Sunday, February 1, 2015

Beginning the Feast

My first day in Paris was disturbed by a “stubborned” attitude.
I didn't want to leave the comfort of my bed, I did not want to him to be correct, and I did not want to accept my new home.
After hours of stalling in hopes of a sunnier time to explore, I finally gave in and stepped outside my “porte.” 
My delaying emptied my stomach and I was starving. I was a little worried about my quarter when I was sitting in the apartment. I thought nothing would be near me and everything would be a trip. 
However, once I stepped outside on the cobbly streets the immediate feeling that so many past and current writers, filmmakers, artists, and singers try to capture about the city of Paris rushed into me. 
The gloomy and cloudy weather no longer prevented my exploration, but actually aided in making the overall view of Paris look like every film or painting I’ve ever seen.
Just in my one step on Rue Guénégaud, I immediately saw what the obsession is or was. My streets were filled with solely art galleries and museums, but if I turned the corner every restaurant I could ever crave was right there for me to spend my euros on.
I had two options to explore from my doorstep:
If I went left I would be on route to Saint Germaine and I would be near the cafés, shops, and boulangeries.
If I went right I would be strolling through all along through the river and be crossing Pont Neuf.
After I picked up my pain au chocolat, I decided to stroll all along through the river.
-I wont lie this decision was mainly decided by past films I’ve seen in which the main characters are usually doing the same-
Through my stroll I was completely isolated with no distractions, I had still not gotten a French number so I had no distractions from my past location. They could not reach me, and I could not reach them.
This led me to, instead of, always looking down to actually always be looking up and taking in my surroundings. I learned that I’m neighbors to the Notre Dame & the famed bookstore “Shakespeare & company.”

After a few hours of wandering around, I decided to break and get food. One thing I realized here is that the majority of the restaurants in Paris are about sitting, something I’m not used to. I lived three years in a city where I either had food ordered to go or delivered and if I were to sit I usually had someone accompanying me on the other side of the table.
I was faced with such a silly feeling of deciding whether I should wait and retreat home to cook for myself or to just sit down on the little round café table and chair, which is usually arranged in a way so that its facing the sidewalk. I was tempted by the arrangement, because I like the idea that you’re facing Paris, rather than facing the empty chair.

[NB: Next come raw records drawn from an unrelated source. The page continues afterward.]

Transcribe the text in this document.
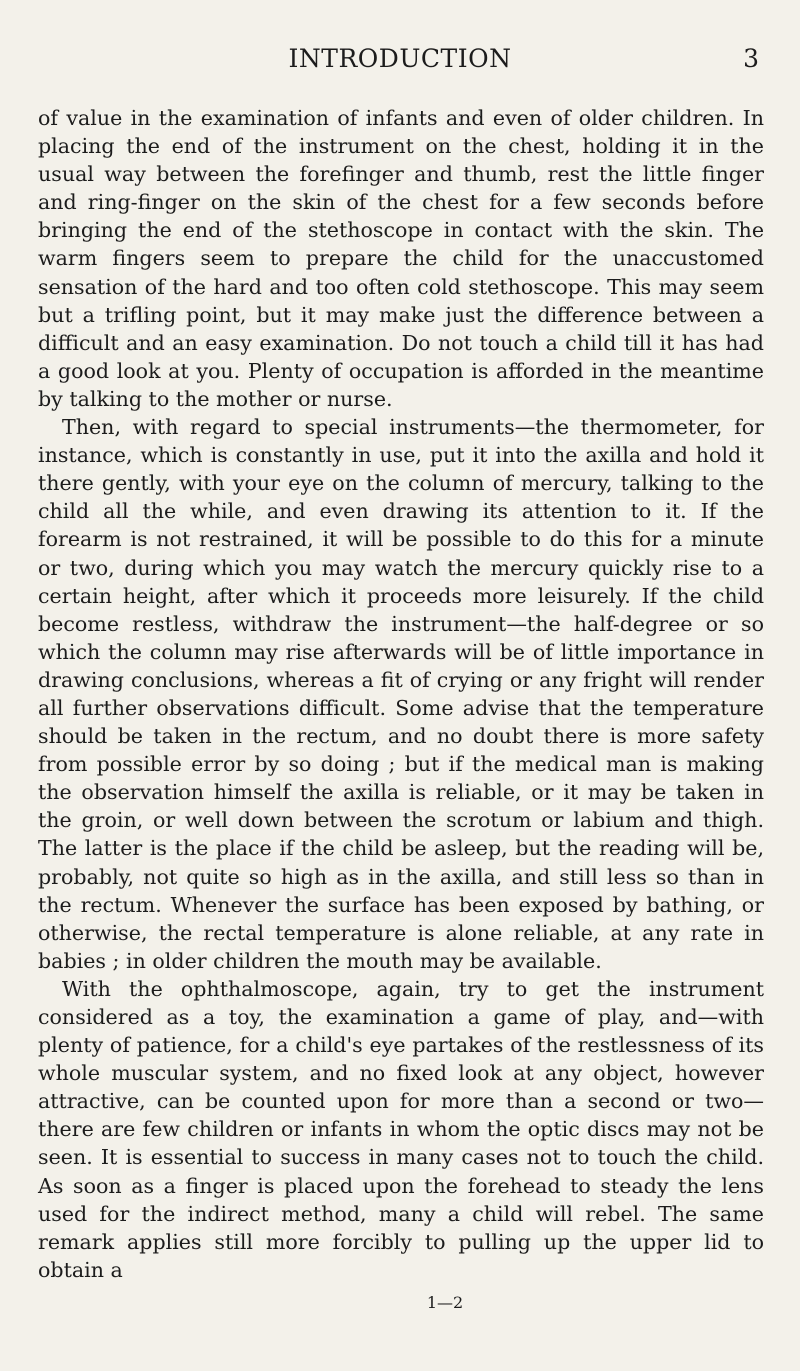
INTRODUCTION	3

of value in the examination of infants and even of older children. In placing the end of the instrument on the chest, holding it in the usual way between the forefinger and thumb, rest the little finger and ring-finger on the skin of the chest for a few seconds before bringing the end of the stethoscope in contact with the skin. The warm fingers seem to prepare the child for the unaccustomed sensation of the hard and too often cold stethoscope. This may seem but a trifling point, but it may make just the difference between a difficult and an easy examination. Do not touch a child till it has had a good look at you. Plenty of occupation is afforded in the meantime by talking to the mother or nurse.

Then, with regard to special instruments—the thermometer, for instance, which is constantly in use, put it into the axilla and hold it there gently, with your eye on the column of mercury, talking to the child all the while, and even drawing its attention to it. If the forearm is not restrained, it will be possible to do this for a minute or two, during which you may watch the mercury quickly rise to a certain height, after which it proceeds more leisurely. If the child become restless, withdraw the instrument—the half-degree or so which the column may rise afterwards will be of little importance in drawing conclusions, whereas a fit of crying or any fright will render all further observations difficult. Some advise that the temperature should be taken in the rectum, and no doubt there is more safety from possible error by so doing ; but if the medical man is making the observation himself the axilla is reliable, or it may be taken in the groin, or well down between the scrotum or labium and thigh. The latter is the place if the child be asleep, but the reading will be, probably, not quite so high as in the axilla, and still less so than in the rectum. Whenever the surface has been exposed by bathing, or otherwise, the rectal temperature is alone reliable, at any rate in babies ; in older children the mouth may be available.

With the ophthalmoscope, again, try to get the instrument considered as a toy, the examination a game of play, and—with plenty of patience, for a child's eye partakes of the restlessness of its whole muscular system, and no fixed look at any object, however attractive, can be counted upon for more than a second or two—there are few children or infants in whom the optic discs may not be seen. It is essential to success in many cases not to touch the child. As soon as a finger is placed upon the forehead to steady the lens used for the indirect method, many a child will rebel. The same remark applies still more forcibly to pulling up the upper lid to obtain a

1—2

****Sidenote: I am not a person who likes to usually do things alone.****

So when I was awkwardly going back and forth between my decision of sitting at the café or just to basically retreat back home, I realized I was being ridiculous and actually looking ridiculous, because I am not lying I was actually walking back and forth- I tried to hold my phone up as if I had a text to make it look less insane, but I had failed, because the servers were staring and were wondering what my decision was.
Finally one of the servers came out and just said to sit down and there was a spot in the corner for me to sit.
Luckily, my French, although, a little rusty was rushing all back to me.

Sitting at the café, all I wanted to order was a café or a café au lait, but my taste buds wouldn’t let me. I wanted to also order wine, but the weather halted me. So I ordered the next hot beverage I could think of, which is a chocolat chaud.

I recall as a child all I ever had in Paris was a chocolat chaud. Everyone around me always had the teacups to drink there café’s out of, and I was always mildly jealous because I wanted to be to hold up the drink from the little loop hole on the side of the teacup and make that sipping sound. A tea was too clear to mimic the actions of my father’s drink, but the chocolat chaud was perfect because although it may have been tad bit darker and foamier, it was all alright because it had chocolate. So that silenced my childlike attitude of wanting to grow up.

That was one of my thoughts while sitting alone in the café. As I was sitting there, I realized it’s actually a pretty normal custom to be at a café alone in Paris. Throughout my stay all I wanted was to pick up a book and read, all the while trying to enjoy my chocolat chaud. This situation and the following one are parts of what I imagined about it what it was like to live in Paris.

The final seal of what made me truly realize that I was in Paris, and that I was living in the city that every movie ending or series finale sends their character off to was my crossing of Pont Neuf.

Once I found my rhythm in Paris, and I found my breakfast place and my metro entrance. It was time for me to head to school. I learned that Paris is not really a morning person, walking through the empty streets I contrasted a morning in paris to a morning in New York.

In New York, I would jay walk diagonally to my Argo Tea and pick up my earl grey vanilla crème depending on the weather it would either be hot or cold, and then enter my subway entrance and be pushed and shoved without any personal space belonging to me.

In Paris, I wake up and pick up a pain au chocolat from Paul and cross the street and I have arrived to Pont Neuf. I walk along the bridge and I see the Eiffel Tower to my left, the Notre Dame on my right, the lovelocks next to me, and the river being below me.

While listening to my music, I couldn’t believe that this is my route to school. Everyday I would see all these monuments or items that are known or associated as “Paris.” During this walk I truly realized that I am and will be living in Paris.